Somente em Brasília há expectativa de
mais de 50 mil manifestantes neste Sete de Setembro. Todas as capitais e
cidades onde a população desfruta de relativa liberdade, a tendência é a
mesma. E essa liberdade é relativa mesmo.
A repressão dos vândalos que ocupam o poder está de prontidão para criar
pretextos e até forjar situações para usarem a violência contra os
manifestantes. A escola da Ditadura
Militar deixou discípulos com sede de sangue e ânsia de vampiros especializados
em tortura.
As sessões de todos os poderes
legislativos deveriam ser transmitidas ao vivo pela televisão, por rádio, e sob
os olhos de toda a imprensa escrita e virtual.
Serviria para a politização de todos os segmentos sociais e vigilância
de quem não possa presenciar a movimentação dos plenários.
Enquanto houver voto ou sessão secreta,
a democracia será uma farsa de imagem sagrada conduzida por metafóricos fariseus;
ou hipócritas sem metáfora.
Dá para perceber que a desgastada
classe política ainda tenta iludir o povo descontente, com aparentes medidas moralizantes. Tentam dar com uma mão e tirar com a outra. Fazem uma jogada para a platéia e outra para a
bilheteria, ou para os cartolas da política, principalmente os financiadores de
campanha.
Diante de tudo o que vem acontecendo, é
preciso o olhar vigilante e desconfiado da população cansada dos jogos de cena.

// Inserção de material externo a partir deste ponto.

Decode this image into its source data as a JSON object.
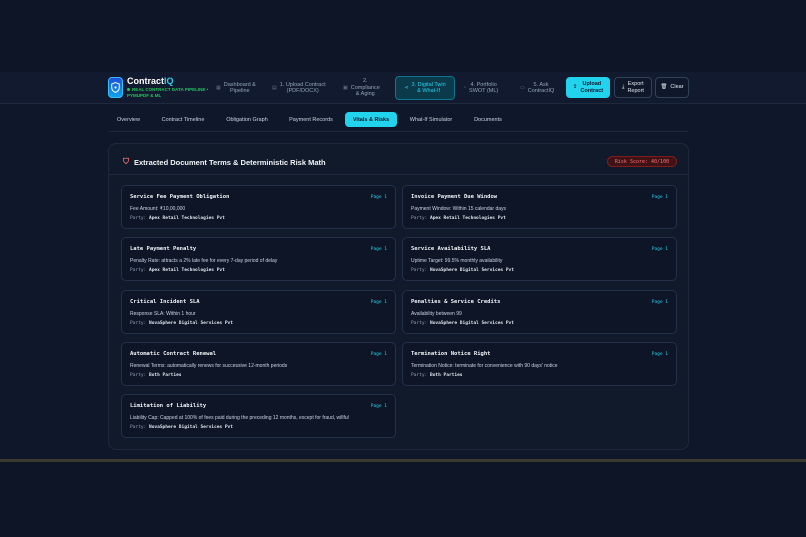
{
  "header": {
    "brand_main": "Contract",
    "brand_accent": "IQ",
    "pipeline_line1": "REAL CONTRACT DATA PIPELINE •",
    "pipeline_line2": "PYMUPDF & ML",
    "tabs": [
      {
        "label1": "Dashboard &",
        "label2": "Pipeline",
        "icon": "grid-icon"
      },
      {
        "label1": "1. Upload Contract",
        "label2": "(PDF/DOCX)",
        "icon": "file-icon"
      },
      {
        "label1": "2.",
        "label2": "Compliance",
        "label3": "& Aging",
        "icon": "calendar-icon"
      },
      {
        "label1": "3. Digital Twin",
        "label2": "& What-If",
        "icon": "share-icon"
      },
      {
        "label1": "4. Portfolio",
        "label2": "SWOT (ML)",
        "icon": "pie-icon"
      },
      {
        "label1": "5. Ask",
        "label2": "ContractIQ",
        "icon": "chat-icon"
      }
    ],
    "upload_label1": "Upload",
    "upload_label2": "Contract",
    "export_label1": "Export",
    "export_label2": "Report",
    "clear_label": "Clear"
  },
  "subtabs": [
    "Overview",
    "Contract Timeline",
    "Obligation Graph",
    "Payment Records",
    "Vitals & Risks",
    "What-If Simulator",
    "Documents"
  ],
  "panel": {
    "title": "Extracted Document Terms & Deterministic Risk Math",
    "risk_score": "Risk Score: 40/100"
  },
  "cards": [
    {
      "title": "Service Fee Payment Obligation",
      "page": "Page 1",
      "desc": "Fee Amount: ₹10,00,000",
      "party_label": "Party:",
      "party": "Apex Retail Technologies Pvt"
    },
    {
      "title": "Invoice Payment Due Window",
      "page": "Page 1",
      "desc": "Payment Window: Within 15 calendar days",
      "party_label": "Party:",
      "party": "Apex Retail Technologies Pvt"
    },
    {
      "title": "Late Payment Penalty",
      "page": "Page 1",
      "desc": "Penalty Rate: attracts a 2% late fee for every 7-day period of delay",
      "party_label": "Party:",
      "party": "Apex Retail Technologies Pvt"
    },
    {
      "title": "Service Availability SLA",
      "page": "Page 1",
      "desc": "Uptime Target: 99.5% monthly availability",
      "party_label": "Party:",
      "party": "NovaSphere Digital Services Pvt"
    },
    {
      "title": "Critical Incident SLA",
      "page": "Page 1",
      "desc": "Response SLA: Within 1 hour",
      "party_label": "Party:",
      "party": "NovaSphere Digital Services Pvt"
    },
    {
      "title": "Penalties & Service Credits",
      "page": "Page 1",
      "desc": "Availability between 99",
      "party_label": "Party:",
      "party": "NovaSphere Digital Services Pvt"
    },
    {
      "title": "Automatic Contract Renewal",
      "page": "Page 1",
      "desc": "Renewal Terms: automatically renews for successive 12-month periods",
      "party_label": "Party:",
      "party": "Both Parties"
    },
    {
      "title": "Termination Notice Right",
      "page": "Page 1",
      "desc": "Termination Notice: terminate for convenience with 90 days' notice",
      "party_label": "Party:",
      "party": "Both Parties"
    },
    {
      "title": "Limitation of Liability",
      "page": "Page 1",
      "desc": "Liability Cap: Capped at 100% of fees paid during the preceding 12 months, except for fraud, willful",
      "party_label": "Party:",
      "party": "NovaSphere Digital Services Pvt"
    }
  ]
}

O povo luta e se posiciona por
resultados que venham a se refletir na mesa do trabalhador, na sua morada, na
educação, no seu direito de escolha e no poder compra, com o semblante altivo e
a auto-estima elevada.
Como sempre, no município tudo tem
maior clareza. O teatro político é
apenas um pequeno foco de toda a ribalta dessa ópera gigantesca do cenário
nacional.
Se o Senado mudar a essência do voto
aberto, o clamor das ruas poderá se transformar em estrondo. Não porque esteja
aí a solução das questões sociais do país. Mas por causa do abuso continuado
dos legisladores que pensam estar o povo cochilando com o afago de uma notícia
mais amena.
Pelo contrário, a cada notícia de um
ato melhor praticado por esses atores, ocorre paralelamente a desconfiança
popular. É o dito: “cão mordido por
cobra, tem medo até de linguiça”. Dessa
alcatéia não se pode esperar surgir cordeiro de uma hora para outra.
A desconfiança é o estado de espírito
reinante no momento. A punição dos
mensaleiros pelo Supremo Tribunal Federal faz o povo pensar: até aonde vai
isto?. Há diminuições de penas que caem
na modalidade de ”penas alternativas”. As
formações de quadrilha, os peculatos, os prejuízos aos cofres públicos
despertam no povo a curiosidade de saber se haverá reparação, ressarcimento. Todos se lembram do caso Juvenil Alves, um
dos expoentes do Mensalão. Não há
notícia se o que ele recebeu indevidamente como Deputado foi devolvido aos
cofres públicos, nem se os seus atos praticados como “deputado cassado” foram
anulados.
Com a lentidão da justiça, a presunção
da inocência, os recursos das liminares, quando se chega à situação do crime
transitado em julgado com condenação do réu, se não houver reparação, o crime
compensa, mesmo se premeditado para jogar com os recursos judiciais.
Estas reflexões vêm a propósito de
tanta coisa que tem de ser modificada na abrangente Reforma Política, para
sonharmos com a abertura de uma porta onde o sonho de justiça ache passagem.